Die FPÖ gibt sich gerne als Anwalt der Steuerzahler gegen Brüsseler Verschwendung. Doch genau die FPÖ-Fraktion ist jetzt durch enorm überzogene Ausgaben der eigenen Abgeordneten aufgefallen.

Das Bündnis rechts bis rechtsextremer Parteien im Europaparlament (ENF) wollte seine Spesen bei der EU abrechnen – wie alle anderen Fraktionen auch. Doch als einzige der acht Fraktionen wurde ihre Abrechnung vom Haushaltskontrollausschuss zurückgewiesen. Die Prüfer hielten etwa 234 Champagner-Flaschen für „nicht angemessen“.

Essen von Le Pen und Salvini um je 400 Euro

Beanstandet hat das EU-Parlament außerdem die Einladung von Industrielle in Pariser Nobelrestaurants zum Preis von 449 Euro pro Person (!). Auch ein Abendessen von Marine Le Pen (Front National) mit Matteo Salvini, dem Chef der italienischen Lega, kam teuer: Sie ließen sich zwei Menüs um jeweils 401 Euro servieren, wie die französische Zeitung „Canard Enchaine“ aufdeckte. Die Spesen sollten die Steuerzahler zahlen.
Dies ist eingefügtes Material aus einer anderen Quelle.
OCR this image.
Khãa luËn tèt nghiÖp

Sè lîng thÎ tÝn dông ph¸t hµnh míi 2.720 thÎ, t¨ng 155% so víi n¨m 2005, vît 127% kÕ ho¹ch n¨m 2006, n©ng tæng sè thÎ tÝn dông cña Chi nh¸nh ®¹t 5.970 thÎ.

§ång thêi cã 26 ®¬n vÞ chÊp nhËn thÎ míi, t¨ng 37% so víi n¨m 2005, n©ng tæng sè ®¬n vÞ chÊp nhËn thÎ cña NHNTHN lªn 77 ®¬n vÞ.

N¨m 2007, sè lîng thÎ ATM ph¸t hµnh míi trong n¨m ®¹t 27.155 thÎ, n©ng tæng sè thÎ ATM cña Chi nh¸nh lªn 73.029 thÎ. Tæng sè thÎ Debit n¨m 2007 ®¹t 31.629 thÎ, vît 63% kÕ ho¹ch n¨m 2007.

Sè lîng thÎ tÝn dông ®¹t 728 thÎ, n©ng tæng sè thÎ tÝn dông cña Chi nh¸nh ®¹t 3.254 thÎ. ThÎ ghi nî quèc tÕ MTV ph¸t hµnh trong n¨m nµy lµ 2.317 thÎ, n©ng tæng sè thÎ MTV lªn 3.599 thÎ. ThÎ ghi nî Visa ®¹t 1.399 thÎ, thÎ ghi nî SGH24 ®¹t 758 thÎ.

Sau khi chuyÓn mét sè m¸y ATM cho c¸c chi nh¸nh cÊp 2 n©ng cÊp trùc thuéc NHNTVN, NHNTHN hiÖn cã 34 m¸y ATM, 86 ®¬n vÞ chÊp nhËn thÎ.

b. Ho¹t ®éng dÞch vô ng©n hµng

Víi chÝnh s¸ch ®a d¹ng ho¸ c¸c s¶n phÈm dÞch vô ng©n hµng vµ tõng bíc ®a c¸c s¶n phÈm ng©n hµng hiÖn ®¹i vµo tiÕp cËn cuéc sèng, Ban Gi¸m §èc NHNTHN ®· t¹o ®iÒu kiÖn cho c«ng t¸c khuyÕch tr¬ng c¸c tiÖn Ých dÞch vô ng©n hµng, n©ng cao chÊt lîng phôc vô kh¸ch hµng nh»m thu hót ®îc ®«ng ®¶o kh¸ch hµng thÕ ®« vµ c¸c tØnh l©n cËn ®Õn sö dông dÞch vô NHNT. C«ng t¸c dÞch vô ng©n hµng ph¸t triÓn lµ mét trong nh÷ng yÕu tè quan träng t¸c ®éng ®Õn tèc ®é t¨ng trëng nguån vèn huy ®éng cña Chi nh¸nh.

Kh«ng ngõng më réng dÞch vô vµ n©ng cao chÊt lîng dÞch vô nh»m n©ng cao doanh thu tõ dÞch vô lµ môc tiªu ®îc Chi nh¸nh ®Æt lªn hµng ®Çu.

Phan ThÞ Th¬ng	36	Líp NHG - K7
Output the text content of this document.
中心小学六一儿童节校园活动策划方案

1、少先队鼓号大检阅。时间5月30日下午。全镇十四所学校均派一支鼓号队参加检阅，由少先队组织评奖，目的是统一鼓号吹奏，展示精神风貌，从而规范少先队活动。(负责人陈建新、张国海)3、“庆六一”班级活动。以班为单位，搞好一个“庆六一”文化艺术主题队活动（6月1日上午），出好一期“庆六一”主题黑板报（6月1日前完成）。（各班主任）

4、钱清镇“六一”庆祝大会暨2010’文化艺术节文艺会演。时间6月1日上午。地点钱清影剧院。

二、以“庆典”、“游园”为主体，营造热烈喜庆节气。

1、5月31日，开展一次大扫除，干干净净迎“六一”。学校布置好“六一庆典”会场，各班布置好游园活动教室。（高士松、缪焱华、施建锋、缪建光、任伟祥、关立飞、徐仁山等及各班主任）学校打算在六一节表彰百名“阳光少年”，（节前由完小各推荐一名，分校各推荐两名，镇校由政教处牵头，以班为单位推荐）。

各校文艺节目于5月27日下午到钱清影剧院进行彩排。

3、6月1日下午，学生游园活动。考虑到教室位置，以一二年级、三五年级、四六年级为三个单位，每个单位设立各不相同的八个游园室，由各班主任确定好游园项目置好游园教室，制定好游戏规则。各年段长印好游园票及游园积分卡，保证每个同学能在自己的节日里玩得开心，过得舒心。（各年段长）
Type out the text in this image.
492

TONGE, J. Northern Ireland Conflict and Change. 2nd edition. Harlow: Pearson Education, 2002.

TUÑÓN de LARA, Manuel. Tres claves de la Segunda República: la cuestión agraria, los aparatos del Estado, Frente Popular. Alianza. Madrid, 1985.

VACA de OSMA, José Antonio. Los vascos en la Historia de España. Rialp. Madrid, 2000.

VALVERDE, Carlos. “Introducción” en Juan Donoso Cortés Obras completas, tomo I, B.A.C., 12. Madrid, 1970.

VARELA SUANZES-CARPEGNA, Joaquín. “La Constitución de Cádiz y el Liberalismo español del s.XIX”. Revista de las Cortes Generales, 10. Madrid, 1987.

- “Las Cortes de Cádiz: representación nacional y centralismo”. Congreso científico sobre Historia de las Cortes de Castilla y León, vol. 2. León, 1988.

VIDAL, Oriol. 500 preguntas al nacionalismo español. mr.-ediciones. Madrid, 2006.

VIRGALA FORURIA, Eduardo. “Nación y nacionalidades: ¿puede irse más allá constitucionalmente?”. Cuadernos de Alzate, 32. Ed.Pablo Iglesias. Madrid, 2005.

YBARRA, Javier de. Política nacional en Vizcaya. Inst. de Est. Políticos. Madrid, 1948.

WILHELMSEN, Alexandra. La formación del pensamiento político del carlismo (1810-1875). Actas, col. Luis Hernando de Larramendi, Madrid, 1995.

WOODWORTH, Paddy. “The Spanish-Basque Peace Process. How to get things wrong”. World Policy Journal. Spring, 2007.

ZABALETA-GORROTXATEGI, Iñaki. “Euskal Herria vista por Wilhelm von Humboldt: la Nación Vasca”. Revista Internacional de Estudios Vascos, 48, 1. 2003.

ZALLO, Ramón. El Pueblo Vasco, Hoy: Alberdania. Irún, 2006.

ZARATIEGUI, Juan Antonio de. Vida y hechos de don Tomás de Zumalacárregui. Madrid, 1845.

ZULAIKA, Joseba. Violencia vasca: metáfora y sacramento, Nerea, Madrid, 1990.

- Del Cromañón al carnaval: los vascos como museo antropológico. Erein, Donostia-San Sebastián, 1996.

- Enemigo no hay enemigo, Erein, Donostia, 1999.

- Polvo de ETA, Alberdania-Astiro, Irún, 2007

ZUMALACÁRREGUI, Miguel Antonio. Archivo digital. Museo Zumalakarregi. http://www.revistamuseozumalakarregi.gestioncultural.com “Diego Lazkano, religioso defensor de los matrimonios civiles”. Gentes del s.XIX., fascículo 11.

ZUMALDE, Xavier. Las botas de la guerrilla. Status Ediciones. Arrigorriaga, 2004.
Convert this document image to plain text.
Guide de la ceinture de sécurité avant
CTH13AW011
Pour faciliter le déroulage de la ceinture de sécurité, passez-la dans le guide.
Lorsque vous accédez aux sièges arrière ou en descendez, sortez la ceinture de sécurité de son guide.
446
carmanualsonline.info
In 12 Punkten hat der Kontroll-Ausschuss aufgelistet, welche Ausgaben einer sinnvollen Budget-Verwendung nicht gerecht werden. Außerdem kritisiert der Ausschuss 110 Geschenke über 100 Euro an Mitglieder der eigenen Fraktion. In einem Schreiben wird der rechten Fraktion empfohlen: „Politische Parteien sollten den Mitgliedern ihrer Fraktion keine Geschenke versprechen, die aus EU-Mitteln finanziert werden“.  Denn die zahlt letztlich der europäische Steuerzahler.

FPÖ-Fraktion konnte Vorwürfe nicht entkräften

Ende Mai 2018 hat das Präsidium des Europäischen Parlaments beschlossen, dass die Fraktion sich per Stellungnahme für die Ausgaben rechtfertigen muss. Das Präsidium gab der Fraktion eine „letzte Chance„, zu den Vorwürfen Stellung zu nehmen. Doch die FPÖ-Fraktion hat es nicht geschafft, die Vorwürfe zu entkräften. Anfang Juli hat das EU-Parlament beschlossen, 544.400 Euro zurückzufordern und die beanstandete Summe von künftigen Zahlungen abziehen.

Neben der FPÖ gehören der ENF Marine LePens Front National in Frankreich, die britische United Kingdom Independent Party (UKIP) oder Niederlandes Geert Wilders Partei (PVV) an.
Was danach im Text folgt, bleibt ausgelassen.